Das Zentrum Zinsholz ist das größte Jugendhaus in Ostfildern und richtet sich hauptsächlich an die Zielgruppe 16 plus. Die Trägerschaft liegt in den Händen des Kreisjugendrings. „Das Haus gibt es seit 40 Jahren“, sagt Lucas Dreher. Das Besondere: Die beiden Leiter kennen sich seit ihrer Jugend, und im „Zins“ waren sie früher selbst oft. Beide sind in der Stadt aufgewachsen. Spätestens beim Skateboardfahren waren aus den Teenagern damals Kumpel geworden. „Das ist ein Vorteil, dass wir uns gut kennen. Das ist kein Nine-to-five-Job hier“, sagt Tim Schlegel.
Die Rollen sind verteilt. Der eine ist vor allem in Sachen Events und Technik fit, der andere eher im Buchhalterischen. „Es ist ein städtisches Gebäude. Es ist brutal viel Verwaltungsaufwand“, sagt Tim Schlegel. Vieles hat das Duo in den vergangenen Monaten bereits umgemodelt. Dem bekannten Logo wurde ein neuer Anstrich verpasst. Der nun etwas zurückhaltendere Schriftzug findet sich auf einer nagelneuen T-Shirt-Kollektion. Die Terrasse wurde saniert, auch die Bar, „das Herzstück“ des Jugendhauses, wie Lucas Dreher sagt, wurde umgebaut. „Es war dringend notwendig“, sagt Tim Schlegel.

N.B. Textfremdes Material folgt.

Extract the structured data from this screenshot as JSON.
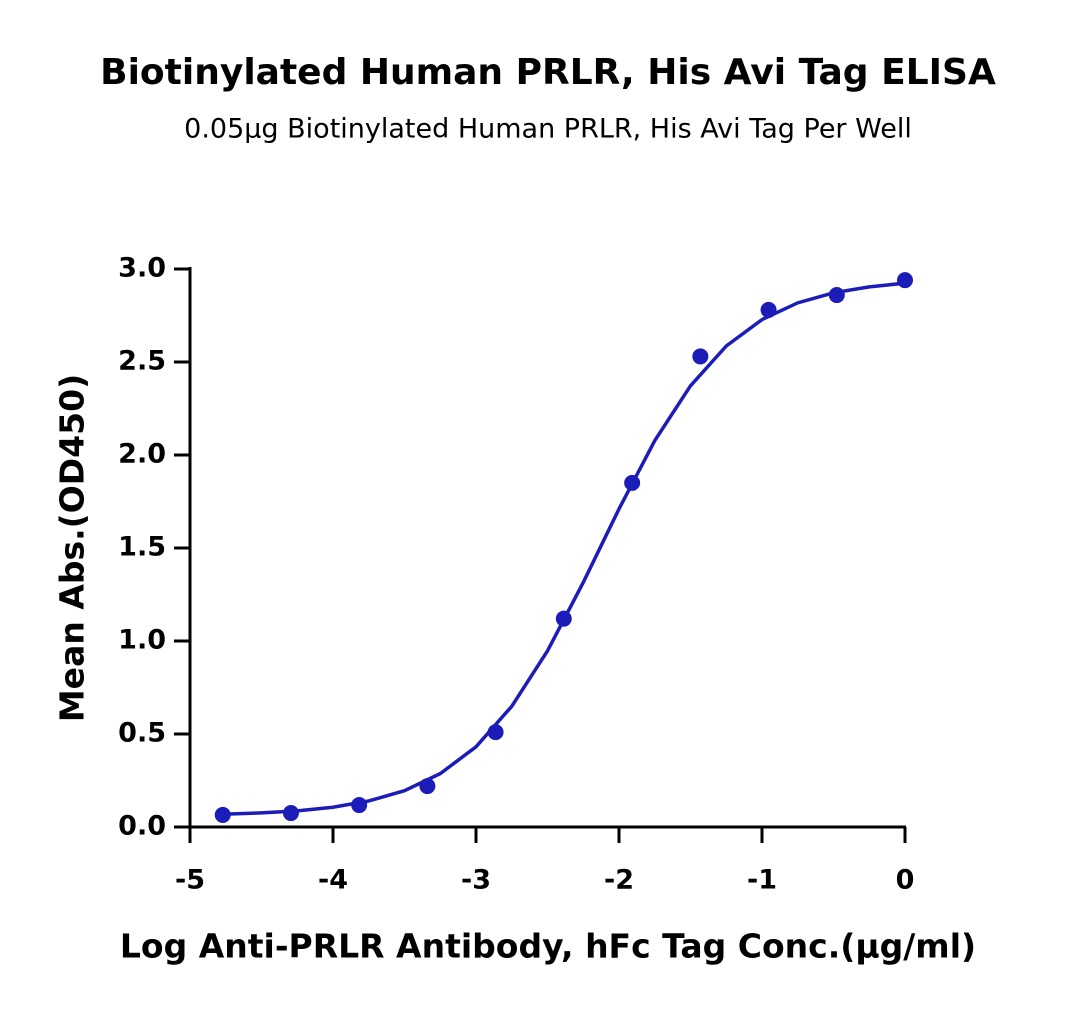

Auch inhaltlich hat sich einiges getan, seitdem das neue Führungsteam am Drücker ist. Zentrale Idee: weniger Fremdveranstaltung, mehr eigene. „Wir kriegen drei bis vier Anfragen pro Tag“, sagt Tim Schlegel. Viele Menschen wollen ihre Hochzeitsparty oder ihren Geburtstag im Zentrum Zinsholz feiern. Das jedoch haben er und sein Mitstreiter auf ein Minimum zurückgefahren. Stattdessen sollen im Saal mit Bühne – er fasst immerhin 250 bis 300 Gäste – mehr Konzerte aller Musikrichtungen, mehr Partys oder auch politische Veranstaltungen steigen.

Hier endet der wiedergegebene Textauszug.